I fixed the main problems in my code, so from a debugging perspective, it was a good test. And I was happy to see that, with the dual cores, I could run the user interface without shutting down the IDS. However, Xorg starting hanging occasionally, and there was no choice but to do a hard reset.
This was just an annoyance until I started getting PostgreSQL errors, such as "Could not open file pg_clog/000N", which caused me to lose several days worth of reports. For a pilot project, that is not critical, but it certainly raised a flag. So, I am going to document what I have done as well as what I have found from others.
First, backup your data. For my database, it is sufficient to run pg_dump to create scripts to insert data into the tables. But there are options for creating archives and compressing the data and later using pg_restore.
Unfortunately, the most recent backup I had was from a month before, so I wanted to do something about the pg_clog file. Here is what I did:
- I tried to run pg_dump, but that caused a really bad error which resulted in the partition being remounted in Read Only mode. At that point, I had no choice but to run fsck and reboot.
- With the file system errors fixed, I was able to run pg_dump and save all but a couple dozen reports. I then tried the REINDEX TABLE command, but without the pg_clog file, it failed.
- I was forced to use the DROP TABLE command on the table with the bad index, and then used the original CREATE TABLE script and the backup script to restore the data.
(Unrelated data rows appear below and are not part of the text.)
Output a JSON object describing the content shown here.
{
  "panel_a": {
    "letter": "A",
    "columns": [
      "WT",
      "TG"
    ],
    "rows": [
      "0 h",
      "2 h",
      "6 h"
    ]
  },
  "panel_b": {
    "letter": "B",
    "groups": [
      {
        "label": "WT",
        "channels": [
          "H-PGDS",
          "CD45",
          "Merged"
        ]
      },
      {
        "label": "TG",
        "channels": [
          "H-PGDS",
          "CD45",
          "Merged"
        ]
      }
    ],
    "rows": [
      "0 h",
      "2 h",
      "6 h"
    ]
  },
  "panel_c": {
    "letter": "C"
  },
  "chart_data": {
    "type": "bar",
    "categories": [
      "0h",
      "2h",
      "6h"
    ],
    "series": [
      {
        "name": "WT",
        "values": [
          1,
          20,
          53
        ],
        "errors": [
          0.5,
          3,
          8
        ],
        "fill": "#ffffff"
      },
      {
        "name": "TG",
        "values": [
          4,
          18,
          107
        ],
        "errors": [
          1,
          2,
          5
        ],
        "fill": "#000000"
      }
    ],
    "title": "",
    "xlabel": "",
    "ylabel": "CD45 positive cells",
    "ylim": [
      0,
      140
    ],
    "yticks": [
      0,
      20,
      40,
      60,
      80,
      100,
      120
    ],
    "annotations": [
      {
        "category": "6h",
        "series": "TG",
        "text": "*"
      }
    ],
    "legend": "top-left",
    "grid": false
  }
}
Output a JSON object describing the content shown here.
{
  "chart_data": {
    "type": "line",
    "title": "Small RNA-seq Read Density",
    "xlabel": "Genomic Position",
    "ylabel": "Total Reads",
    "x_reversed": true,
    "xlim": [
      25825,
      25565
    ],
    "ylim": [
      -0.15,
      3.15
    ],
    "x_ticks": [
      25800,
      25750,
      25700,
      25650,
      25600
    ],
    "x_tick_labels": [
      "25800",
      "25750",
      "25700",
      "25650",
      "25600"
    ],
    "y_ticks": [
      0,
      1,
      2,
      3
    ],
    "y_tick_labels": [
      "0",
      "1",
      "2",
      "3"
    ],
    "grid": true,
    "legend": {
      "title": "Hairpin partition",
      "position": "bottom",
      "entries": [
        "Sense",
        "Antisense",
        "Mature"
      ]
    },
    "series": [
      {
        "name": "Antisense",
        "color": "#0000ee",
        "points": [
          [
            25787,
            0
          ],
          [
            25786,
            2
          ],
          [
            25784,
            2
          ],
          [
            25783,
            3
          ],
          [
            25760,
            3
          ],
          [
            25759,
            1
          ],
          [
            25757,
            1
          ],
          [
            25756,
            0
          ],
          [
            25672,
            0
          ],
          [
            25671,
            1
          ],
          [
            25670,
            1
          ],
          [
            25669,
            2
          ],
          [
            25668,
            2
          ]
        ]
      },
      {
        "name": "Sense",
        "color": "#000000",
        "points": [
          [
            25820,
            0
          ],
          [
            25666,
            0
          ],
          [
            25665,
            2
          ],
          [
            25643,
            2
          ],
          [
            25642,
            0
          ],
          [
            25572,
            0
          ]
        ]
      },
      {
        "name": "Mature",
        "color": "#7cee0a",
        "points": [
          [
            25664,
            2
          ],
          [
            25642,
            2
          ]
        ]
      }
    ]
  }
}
- Unfortunately, the performance accessing that table and another one with a relationship to it was horrible. So I ended up taking another backup, deleting all of the Incidents tables, recreating them, and then restoring the data.
- If you still have a live database, then if you can run "SELECT ctid FROM tab WHERE ..." for the records with unreasonable values that might tell you what blocks are corrupted. The value before the comma is the block number, which when multiplied by 8192 (assuming you're using 8k blocks) will tell you what file offset to look for the page. To find the file to look for the block in run "SELECT relfilenode FROM pg_class WHERE relname = 'tablename';". The answer will be a number that will be the filename, such as 16384. Note that if the file offset is over 1G then you would be looking for a file named 16384.N where N is which gigabyte chunk.
- Create an empty file with the command "touch /POSTGRESDIR/pg_clog/000n". Next, fill the file with zeros ( blocks of 8K ) until the offset is covered, using the command "dd bs=8k count=1 < /dev/zero >> /usr/local/pgsql/data/pg_clog/000n", which is repeated until the offset is covered. If there are other files, in pg_clog, create a file with all zeroes the same size as those.
- If you want to try to narrow down where the corruption is, you can experiment with commands like "SELECT ctid,* from big_table offset N limit 1;"
- Use pg_resetxlog (located in /usr/lib/postgresql/8.3/bin/pg_resetxlog under Debian/Ubuntu)
- Dump and reload the data on an other machine. A problem which can appear is that of data which violates constraints (like NOT NULL). One should remove all the constraints and add them back one by one, cleaning out the data which violates it.
- You can set the client_min_message in postgresql.conf to DEBUG to get some more information.